Two weeks ago I visited Delhi as part of PHR’s ongoing efforts to document human rights violations against Burma’s ethnic minorities and the situation of urban refugees. India is home to more than 100,000 displaced persons from Burma, of which only a few are officially recognized as “refugees.”

Life for Burmese refugees is difficult in India. Because they are not citizens and are different culturally and linguistically from the local population, many are ostracized and persecuted. Travel costs, language difficulties, and the risk of lost wages from missing work prevent many Burmese from accessing healthcare.

Because Burmese do not have Indian citizenship or work permits, they are often overcharged by landlords and underpaid by employers who know they have little recourse. As a result, many of the refugees live in poverty. Sadly, life for most of them was not any better inside Burma.

Most of the refugees come from Chin State, where PHR documented and reported mass atrocities in our 2011 report, Life Under the Junta: Evidence of Crimes Against Humanity in Chin State, Burma. The report documented that in 702 randomly-selected households across Chin State, 91.9% of people reported at least one episode of forced labor and 14.8% of households reported that the army beat, tortured, killed, or abducted a member of their household.

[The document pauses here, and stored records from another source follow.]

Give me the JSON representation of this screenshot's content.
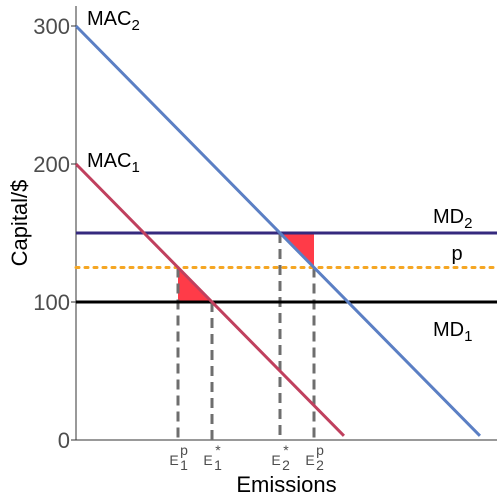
{
  "chart_data": {
    "type": "line",
    "title": "",
    "xlabel": "Emissions",
    "ylabel": "Capital/$",
    "ylim": [
      0,
      310
    ],
    "xlim": [
      0,
      120
    ],
    "yticks": [
      "0",
      "100",
      "200",
      "300"
    ],
    "grid": false,
    "colors": {
      "mac1": "#c0405e",
      "mac2": "#5b7fc4",
      "md1": "#000000",
      "md2": "#352a7e",
      "p": "#f5a623",
      "triangle": "#ff3b48",
      "guide": "#6e6e6e"
    },
    "curves": {
      "mac1": {
        "label_main": "MAC",
        "label_sub": "1",
        "intercept": 200,
        "slope": -2.5
      },
      "mac2": {
        "label_main": "MAC",
        "label_sub": "2",
        "intercept": 300,
        "slope": -2.5
      },
      "md1": {
        "label_main": "MD",
        "label_sub": "1",
        "value": 100
      },
      "md2": {
        "label_main": "MD",
        "label_sub": "2",
        "value": 150
      },
      "p": {
        "label": "p",
        "value": 125
      }
    },
    "emission_points": [
      {
        "key": "e1p",
        "main": "E",
        "sub": "1",
        "sup": "p",
        "x": 30
      },
      {
        "key": "e1s",
        "main": "E",
        "sub": "1",
        "sup": "*",
        "x": 40
      },
      {
        "key": "e2s",
        "main": "E",
        "sub": "2",
        "sup": "*",
        "x": 60
      },
      {
        "key": "e2p",
        "main": "E",
        "sub": "2",
        "sup": "p",
        "x": 70
      }
    ]
  }
}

Despite the difficult living situation in Delhi, refugees are resilient and desire to help one another.

Dr. Tint Swe in clinic, Delhi, India

Dr. Tint Swe is a Burmese physician and former MP from the opposition NLD (National League of Democracy) party. He runs a free clinic in a predominately Burmese neighborhood.

While in Delhi, I had the privilege of meeting with Dr. Tint Swe, a Burmese physician and former MP from the opposition NLD (National League of Democracy) party. Dr. Tint Swe runs a free clinic in a predominately Burmese neighborhood. Since the clinic opened in 2004, Dr Tint Swe has delivered over 240 babies, and last year his clinic saw 11,000 patients.

I also met with Benhur Sang Lian, who advocates for refugees living with HIV. Benhur Siang Lian visits over 70 HIV-positive refugees, interpreting for them at clinic visits and educating them on their medications, nutrition, and how to prevent the spread of HIV. He became involved in the work when he saw the difficulties a friend of his was facing caring for his HIV-positive son.

None of the refugees who spoke with me were ready to return to Burma, despite the reports of change in that country. Refugees said they left Burma because they wanted more freedom or to escape harassment by the military. Their opinions have not changed: most said that they believe things would be the same if they were to return to Burma now.

The struggle for democracy in Burma is not over, and the Burmese government must do more to reconcile differences with ethnic minorities.